Trace Context 외에 사용자 정의 키-값 쌍을 서비스 간 전파하는 메커니즘이다.

from opentelemetry import baggage, context

# 설정 (API Gateway에서)
ctx = baggage.set_baggage("user.id", "user-123")
context.attach(ctx)

# 읽기 (하위 서비스에서)
user_id = baggage.get_baggage("user.id")  # "user-123"

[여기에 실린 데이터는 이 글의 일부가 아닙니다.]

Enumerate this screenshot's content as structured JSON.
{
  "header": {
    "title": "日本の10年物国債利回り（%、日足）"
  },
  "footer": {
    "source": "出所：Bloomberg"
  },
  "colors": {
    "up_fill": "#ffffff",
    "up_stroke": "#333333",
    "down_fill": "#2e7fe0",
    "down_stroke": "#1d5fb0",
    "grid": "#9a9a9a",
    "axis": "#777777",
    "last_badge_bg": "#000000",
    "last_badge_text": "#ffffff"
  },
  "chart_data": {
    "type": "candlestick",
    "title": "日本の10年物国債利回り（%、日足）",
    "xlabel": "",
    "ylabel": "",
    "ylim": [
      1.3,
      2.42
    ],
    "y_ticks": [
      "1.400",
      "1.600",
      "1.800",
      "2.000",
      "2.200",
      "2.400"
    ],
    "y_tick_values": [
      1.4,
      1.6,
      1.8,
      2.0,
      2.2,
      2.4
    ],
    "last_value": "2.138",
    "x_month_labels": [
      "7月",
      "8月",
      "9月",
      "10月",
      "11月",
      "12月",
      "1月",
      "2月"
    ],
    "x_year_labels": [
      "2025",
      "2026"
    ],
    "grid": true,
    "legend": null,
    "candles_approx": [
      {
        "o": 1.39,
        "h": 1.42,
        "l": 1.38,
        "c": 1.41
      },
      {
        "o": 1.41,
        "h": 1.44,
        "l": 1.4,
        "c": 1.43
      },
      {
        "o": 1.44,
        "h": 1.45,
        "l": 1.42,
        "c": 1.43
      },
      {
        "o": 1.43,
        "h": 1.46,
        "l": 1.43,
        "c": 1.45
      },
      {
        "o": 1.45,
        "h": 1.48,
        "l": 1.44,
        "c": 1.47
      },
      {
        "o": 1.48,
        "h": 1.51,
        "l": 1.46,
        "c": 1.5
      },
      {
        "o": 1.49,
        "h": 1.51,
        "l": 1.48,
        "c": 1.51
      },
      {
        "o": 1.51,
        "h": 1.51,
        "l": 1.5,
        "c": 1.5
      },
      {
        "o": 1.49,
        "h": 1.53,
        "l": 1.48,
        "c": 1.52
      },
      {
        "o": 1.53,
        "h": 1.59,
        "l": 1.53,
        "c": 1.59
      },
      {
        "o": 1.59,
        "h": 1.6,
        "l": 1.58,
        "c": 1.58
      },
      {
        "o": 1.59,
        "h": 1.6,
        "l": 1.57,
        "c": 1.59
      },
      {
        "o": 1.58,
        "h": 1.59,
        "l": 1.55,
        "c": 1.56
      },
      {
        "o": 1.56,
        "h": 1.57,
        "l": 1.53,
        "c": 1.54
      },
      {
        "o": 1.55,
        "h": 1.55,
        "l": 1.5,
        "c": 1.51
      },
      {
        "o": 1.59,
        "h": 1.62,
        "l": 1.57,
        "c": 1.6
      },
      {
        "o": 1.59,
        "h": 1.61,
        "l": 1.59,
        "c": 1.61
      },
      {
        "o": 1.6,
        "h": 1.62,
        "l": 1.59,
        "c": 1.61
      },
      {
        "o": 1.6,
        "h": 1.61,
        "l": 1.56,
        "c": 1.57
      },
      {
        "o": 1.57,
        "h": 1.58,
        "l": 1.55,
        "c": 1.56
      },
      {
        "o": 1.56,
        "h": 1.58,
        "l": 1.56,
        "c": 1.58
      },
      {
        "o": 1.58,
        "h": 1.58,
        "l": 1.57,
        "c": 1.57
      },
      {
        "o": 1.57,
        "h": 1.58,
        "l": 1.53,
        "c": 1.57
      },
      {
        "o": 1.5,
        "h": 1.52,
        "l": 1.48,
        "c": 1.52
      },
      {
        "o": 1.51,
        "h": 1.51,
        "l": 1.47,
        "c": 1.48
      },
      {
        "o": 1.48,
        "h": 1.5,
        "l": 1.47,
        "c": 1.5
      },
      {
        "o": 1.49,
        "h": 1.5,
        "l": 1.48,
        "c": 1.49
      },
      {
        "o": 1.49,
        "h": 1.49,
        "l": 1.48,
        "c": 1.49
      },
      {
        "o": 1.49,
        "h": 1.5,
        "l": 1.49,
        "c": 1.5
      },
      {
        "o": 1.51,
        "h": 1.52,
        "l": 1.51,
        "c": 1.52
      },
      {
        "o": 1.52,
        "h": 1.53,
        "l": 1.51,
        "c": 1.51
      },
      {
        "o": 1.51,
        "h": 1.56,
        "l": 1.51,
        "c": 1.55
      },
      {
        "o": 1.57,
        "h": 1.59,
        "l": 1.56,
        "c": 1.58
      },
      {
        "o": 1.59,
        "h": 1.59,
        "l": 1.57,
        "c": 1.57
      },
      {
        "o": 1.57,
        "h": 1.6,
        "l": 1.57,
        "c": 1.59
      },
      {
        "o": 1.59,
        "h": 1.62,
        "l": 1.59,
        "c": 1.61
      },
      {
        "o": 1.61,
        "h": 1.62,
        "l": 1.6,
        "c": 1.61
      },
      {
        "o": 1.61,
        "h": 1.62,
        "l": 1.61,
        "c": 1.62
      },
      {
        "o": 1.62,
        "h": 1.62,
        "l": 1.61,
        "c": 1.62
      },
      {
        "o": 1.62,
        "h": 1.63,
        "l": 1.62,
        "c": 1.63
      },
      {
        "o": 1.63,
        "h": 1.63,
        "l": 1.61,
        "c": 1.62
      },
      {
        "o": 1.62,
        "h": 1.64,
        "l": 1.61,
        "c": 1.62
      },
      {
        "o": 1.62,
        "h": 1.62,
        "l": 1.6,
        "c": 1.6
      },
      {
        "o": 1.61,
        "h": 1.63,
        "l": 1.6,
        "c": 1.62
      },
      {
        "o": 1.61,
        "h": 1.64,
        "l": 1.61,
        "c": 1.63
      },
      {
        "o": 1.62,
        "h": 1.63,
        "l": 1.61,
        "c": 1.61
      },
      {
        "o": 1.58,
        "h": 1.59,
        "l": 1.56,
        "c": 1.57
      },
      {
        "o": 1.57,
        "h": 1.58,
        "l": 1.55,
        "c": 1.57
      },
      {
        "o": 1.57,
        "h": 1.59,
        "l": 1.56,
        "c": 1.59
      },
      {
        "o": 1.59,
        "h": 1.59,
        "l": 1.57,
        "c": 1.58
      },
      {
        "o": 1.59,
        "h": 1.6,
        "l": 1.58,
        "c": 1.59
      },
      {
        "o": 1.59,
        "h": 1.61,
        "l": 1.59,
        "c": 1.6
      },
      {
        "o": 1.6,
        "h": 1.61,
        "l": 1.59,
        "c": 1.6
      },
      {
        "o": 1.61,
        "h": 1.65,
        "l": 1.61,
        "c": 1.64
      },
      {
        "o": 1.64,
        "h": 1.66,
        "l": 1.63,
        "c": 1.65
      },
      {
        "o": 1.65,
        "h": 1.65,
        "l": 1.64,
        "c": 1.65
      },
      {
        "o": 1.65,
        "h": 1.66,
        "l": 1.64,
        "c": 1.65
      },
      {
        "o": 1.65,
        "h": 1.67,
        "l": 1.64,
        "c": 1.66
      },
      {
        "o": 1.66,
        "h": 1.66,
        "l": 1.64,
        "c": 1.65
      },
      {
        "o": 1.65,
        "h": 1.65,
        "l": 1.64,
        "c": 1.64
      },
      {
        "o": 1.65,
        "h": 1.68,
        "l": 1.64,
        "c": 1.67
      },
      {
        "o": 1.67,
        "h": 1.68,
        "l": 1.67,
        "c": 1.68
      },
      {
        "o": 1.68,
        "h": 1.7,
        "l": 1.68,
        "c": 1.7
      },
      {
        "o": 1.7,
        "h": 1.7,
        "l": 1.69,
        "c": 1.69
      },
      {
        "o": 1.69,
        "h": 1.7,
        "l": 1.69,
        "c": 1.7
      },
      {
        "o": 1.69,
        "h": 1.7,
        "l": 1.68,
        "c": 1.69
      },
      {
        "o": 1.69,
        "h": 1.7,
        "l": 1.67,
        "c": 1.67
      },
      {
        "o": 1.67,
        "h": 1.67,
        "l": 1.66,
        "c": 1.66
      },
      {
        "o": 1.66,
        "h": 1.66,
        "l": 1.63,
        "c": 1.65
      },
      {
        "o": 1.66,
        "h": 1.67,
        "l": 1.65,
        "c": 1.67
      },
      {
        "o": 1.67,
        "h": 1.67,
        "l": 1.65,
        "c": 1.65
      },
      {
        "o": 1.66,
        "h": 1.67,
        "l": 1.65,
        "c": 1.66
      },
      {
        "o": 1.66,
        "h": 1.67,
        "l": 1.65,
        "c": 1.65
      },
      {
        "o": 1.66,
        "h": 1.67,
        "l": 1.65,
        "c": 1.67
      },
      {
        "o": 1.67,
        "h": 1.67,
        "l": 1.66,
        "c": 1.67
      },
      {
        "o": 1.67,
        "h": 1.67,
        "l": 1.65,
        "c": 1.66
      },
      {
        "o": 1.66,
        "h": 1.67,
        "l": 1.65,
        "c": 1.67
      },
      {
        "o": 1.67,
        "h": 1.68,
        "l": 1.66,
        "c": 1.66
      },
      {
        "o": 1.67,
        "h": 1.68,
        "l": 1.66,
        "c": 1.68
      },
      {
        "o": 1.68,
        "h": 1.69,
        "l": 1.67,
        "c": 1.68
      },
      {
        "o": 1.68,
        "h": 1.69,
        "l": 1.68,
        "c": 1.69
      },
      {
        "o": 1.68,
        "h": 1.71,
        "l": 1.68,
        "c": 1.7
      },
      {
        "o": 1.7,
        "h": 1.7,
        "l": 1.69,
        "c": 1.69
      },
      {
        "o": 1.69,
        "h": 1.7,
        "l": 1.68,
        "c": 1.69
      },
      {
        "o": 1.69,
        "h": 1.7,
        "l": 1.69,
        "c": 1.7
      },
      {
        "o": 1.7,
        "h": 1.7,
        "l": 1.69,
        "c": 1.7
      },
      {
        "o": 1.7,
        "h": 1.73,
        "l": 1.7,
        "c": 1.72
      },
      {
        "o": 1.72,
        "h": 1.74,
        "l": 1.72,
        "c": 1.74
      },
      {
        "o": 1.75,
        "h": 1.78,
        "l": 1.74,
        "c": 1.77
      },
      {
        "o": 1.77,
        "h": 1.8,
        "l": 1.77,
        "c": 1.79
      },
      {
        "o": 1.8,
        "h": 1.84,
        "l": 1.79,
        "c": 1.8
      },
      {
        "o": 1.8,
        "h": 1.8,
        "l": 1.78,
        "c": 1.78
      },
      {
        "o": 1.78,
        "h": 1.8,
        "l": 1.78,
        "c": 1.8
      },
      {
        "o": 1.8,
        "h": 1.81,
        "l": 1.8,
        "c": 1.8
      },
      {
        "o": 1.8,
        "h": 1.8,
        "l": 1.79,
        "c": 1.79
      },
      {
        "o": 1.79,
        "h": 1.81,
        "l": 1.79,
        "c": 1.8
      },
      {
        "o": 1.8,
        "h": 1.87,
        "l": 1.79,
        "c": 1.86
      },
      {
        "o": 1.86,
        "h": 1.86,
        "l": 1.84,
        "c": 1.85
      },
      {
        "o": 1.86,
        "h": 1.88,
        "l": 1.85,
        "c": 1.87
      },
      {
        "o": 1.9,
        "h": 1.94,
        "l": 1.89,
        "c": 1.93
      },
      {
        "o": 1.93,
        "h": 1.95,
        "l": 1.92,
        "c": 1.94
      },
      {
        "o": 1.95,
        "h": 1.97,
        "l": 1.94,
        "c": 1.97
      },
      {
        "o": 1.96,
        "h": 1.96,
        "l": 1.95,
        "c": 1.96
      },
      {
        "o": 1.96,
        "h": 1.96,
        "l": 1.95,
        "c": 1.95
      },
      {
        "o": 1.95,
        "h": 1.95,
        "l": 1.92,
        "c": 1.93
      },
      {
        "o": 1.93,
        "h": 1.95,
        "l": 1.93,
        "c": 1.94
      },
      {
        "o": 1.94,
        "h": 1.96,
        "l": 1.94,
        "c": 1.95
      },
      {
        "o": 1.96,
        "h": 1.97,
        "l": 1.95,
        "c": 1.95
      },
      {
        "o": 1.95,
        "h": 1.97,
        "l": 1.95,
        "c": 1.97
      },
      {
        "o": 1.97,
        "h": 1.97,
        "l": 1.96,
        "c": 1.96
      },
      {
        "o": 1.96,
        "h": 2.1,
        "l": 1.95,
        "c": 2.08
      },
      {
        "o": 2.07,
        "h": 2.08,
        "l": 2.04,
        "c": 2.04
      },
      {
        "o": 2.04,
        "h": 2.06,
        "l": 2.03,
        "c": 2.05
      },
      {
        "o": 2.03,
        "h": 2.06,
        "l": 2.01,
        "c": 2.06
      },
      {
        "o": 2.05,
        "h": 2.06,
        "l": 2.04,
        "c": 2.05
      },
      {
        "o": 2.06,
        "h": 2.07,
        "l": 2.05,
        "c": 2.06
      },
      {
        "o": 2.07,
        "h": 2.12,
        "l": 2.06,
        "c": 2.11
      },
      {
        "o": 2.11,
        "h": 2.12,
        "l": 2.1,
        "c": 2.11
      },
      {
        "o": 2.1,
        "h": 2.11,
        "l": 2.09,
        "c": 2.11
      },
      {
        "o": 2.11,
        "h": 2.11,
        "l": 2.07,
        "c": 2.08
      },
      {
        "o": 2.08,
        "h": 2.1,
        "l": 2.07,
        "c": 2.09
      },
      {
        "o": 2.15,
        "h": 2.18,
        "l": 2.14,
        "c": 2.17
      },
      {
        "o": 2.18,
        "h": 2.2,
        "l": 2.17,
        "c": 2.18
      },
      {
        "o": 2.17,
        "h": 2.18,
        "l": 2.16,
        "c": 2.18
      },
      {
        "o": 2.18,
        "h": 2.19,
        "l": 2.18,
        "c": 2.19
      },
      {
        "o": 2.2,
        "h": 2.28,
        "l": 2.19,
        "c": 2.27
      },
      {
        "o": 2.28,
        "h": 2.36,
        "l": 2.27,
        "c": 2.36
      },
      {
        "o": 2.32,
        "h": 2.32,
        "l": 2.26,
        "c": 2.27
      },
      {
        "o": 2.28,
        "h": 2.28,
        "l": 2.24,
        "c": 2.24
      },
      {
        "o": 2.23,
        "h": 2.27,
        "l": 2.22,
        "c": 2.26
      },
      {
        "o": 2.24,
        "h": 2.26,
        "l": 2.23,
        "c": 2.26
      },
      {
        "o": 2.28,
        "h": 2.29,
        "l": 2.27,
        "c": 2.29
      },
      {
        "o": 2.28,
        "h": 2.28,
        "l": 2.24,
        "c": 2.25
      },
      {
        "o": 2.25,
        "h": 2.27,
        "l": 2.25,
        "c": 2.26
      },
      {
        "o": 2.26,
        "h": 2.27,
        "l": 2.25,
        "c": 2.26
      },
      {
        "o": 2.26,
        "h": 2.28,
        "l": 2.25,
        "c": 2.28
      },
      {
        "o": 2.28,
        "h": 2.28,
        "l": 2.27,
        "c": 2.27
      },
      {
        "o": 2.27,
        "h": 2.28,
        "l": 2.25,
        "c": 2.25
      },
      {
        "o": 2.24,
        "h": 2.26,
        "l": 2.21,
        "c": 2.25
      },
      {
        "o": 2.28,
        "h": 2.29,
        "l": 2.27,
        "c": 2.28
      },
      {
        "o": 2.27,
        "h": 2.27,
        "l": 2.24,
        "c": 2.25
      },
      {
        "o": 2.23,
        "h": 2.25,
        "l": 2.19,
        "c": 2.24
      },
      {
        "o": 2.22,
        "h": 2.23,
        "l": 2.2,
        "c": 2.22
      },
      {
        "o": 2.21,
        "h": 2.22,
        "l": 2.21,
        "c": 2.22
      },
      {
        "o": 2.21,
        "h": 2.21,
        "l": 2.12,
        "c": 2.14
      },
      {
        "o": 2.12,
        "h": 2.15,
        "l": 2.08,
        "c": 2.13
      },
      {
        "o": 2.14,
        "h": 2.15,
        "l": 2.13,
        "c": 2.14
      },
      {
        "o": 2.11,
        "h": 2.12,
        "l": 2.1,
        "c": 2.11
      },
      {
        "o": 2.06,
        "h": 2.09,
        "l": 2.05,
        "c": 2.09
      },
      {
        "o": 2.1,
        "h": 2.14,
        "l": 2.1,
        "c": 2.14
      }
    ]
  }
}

user.id나 tenant.id를 한 번 설정하면 이후 모든 하위 서비스에서 사용할 수 있다. 단, Baggage는 모든 하위 서비스로 전파되므로 민감한 정보를 넣으면 안 된다.

핵심 정리

Collector: Receiver → Processor → Exporter 파이프라인. memory_limiter를 반드시 첫 Processor로. Agent + Gateway 조합이 프로덕션 권장 패턴
Context Propagation: W3C Trace Context(traceparent 헤더)로 서비스 간 트레이스를 연결. 자동 계측이 알아서 처리
Baggage: 서비스 간 사용자 정의 메타데이터 전파. 민감 정보 금지
벤더 중립: Collector 설정만 바꾸면 백엔드를 자유롭게 교체할 수 있다